Surtout, cela inclurait ses propres délits, tout comme sa propre condamnation a créé d'énormes problèmes pour sa carrière et sa vie personnelle.

«La menace de poursuites pénales n'est pas un moyen de dissuasion efficace contre le dopage lorsque les récompenses financières et matérielles, en particulier au niveau de l'élite, restent si prononcées», déclare Papp.

En effet, de nombreux commentateurs ont souligné qu'avec les pressions financières dans le sport, les athlètes risqueraient probablement de sévères sanctions pour assurer leur carrière en supposant qu'ils ne se feraient pas prendre.

‘Le véritable élément dissuasif n’est pas la sévérité de la sanction en cas de dopage, mais plutôt une probabilité accrue d’être pris en premier lieu.’

Papp souligne également que si le dopage devenait illégal, les sanctions pour les élites régulièrement contrôlées et celles pour les amateurs deviendraient de plus en plus disparates. Surtout si la loi était basée sur la fraude sur les revenus du sport, comme suggéré par Sumner.

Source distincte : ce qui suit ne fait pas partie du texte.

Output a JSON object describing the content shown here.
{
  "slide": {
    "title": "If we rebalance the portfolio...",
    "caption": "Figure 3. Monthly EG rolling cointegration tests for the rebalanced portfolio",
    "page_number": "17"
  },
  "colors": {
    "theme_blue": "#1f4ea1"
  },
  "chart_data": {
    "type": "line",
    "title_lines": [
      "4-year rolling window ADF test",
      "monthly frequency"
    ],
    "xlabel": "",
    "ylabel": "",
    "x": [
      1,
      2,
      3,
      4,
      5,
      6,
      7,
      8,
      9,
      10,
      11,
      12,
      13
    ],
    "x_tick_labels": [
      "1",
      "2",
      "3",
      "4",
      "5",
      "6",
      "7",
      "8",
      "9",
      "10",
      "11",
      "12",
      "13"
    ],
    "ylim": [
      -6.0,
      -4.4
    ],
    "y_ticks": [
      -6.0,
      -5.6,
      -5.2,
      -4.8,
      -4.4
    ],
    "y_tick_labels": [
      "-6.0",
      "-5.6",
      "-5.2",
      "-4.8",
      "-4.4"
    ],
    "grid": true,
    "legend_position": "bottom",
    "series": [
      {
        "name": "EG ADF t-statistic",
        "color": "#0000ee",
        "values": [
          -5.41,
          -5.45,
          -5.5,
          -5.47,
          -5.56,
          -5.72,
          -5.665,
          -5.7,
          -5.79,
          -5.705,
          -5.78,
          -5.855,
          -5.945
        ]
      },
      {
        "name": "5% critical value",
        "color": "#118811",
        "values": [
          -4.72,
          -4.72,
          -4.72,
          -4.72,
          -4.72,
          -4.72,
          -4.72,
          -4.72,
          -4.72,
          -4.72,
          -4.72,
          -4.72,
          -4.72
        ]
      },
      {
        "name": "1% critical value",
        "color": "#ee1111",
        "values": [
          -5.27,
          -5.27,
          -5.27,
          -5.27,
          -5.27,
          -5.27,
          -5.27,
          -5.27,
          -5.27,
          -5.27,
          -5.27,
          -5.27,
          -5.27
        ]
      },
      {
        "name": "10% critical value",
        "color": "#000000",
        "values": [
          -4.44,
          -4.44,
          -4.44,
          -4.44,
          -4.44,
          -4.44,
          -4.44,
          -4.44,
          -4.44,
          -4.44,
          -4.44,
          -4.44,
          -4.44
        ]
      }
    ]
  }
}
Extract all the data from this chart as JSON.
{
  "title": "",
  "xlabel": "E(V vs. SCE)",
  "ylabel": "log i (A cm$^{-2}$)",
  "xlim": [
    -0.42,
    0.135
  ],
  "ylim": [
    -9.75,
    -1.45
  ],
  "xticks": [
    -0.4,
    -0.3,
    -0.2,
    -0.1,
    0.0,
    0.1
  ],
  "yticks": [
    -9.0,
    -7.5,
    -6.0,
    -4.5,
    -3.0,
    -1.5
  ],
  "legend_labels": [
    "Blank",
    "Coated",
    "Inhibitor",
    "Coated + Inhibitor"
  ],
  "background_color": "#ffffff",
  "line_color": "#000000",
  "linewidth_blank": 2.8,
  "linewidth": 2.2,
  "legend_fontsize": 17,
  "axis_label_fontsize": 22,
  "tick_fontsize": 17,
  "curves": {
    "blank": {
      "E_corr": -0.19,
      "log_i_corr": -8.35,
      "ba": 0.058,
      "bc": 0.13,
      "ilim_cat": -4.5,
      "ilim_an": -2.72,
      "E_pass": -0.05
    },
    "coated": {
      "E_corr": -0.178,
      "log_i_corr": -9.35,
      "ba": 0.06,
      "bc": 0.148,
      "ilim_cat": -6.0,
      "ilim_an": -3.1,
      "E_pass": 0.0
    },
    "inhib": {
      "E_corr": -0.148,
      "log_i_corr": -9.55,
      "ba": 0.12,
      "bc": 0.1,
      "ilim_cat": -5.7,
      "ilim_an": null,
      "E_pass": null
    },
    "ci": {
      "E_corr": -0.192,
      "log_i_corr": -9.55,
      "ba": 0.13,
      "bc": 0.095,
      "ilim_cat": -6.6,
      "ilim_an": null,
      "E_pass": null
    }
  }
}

‘Cela sape potentiellement le régime antidopage mondial mis en place par l’AMA, en créant des différences artificielles dans le traitement par la justice pénale des violations de dopage commises par des athlètes d’élite et non élites’, déclare Papp.

‘En vertu du Code de l’AMA, tous les athlètes sont soumis à des règles antidopage uniformes et à d’éventuelles sanctions.’

Pour l'instant, une interdiction de quatre ans de toute compétition sportive est la sanction uniforme pour toutes les violations - qu'il s'agisse d'un test positif ou de la possession d'une drogue améliorant la performance.

Le consensus semble être qu'il s'agit de la solution la plus efficace et la plus pratique pour le moment.

Cependant, l'implication dans l'approvisionnement et le transport plus larges de certaines substances illicites pourrait bien conduire un athlète à des poursuites pénales à l'avenir.

Si l'UKAD réussit à faire adopter de nouvelles lois, la circulation de toutes les drogues améliorant la performance deviendra beaucoup plus difficile et beaucoup plus punissable.

Si les États-Unis réussissent à faire passer des lois qui criminalisent complètement le dopage, nous pourrions entrer dans une période troublée pour le sport et pour les athlètes du monde entier qui ne résoudra peut-être pas complètement les problèmes au cœur du dopage.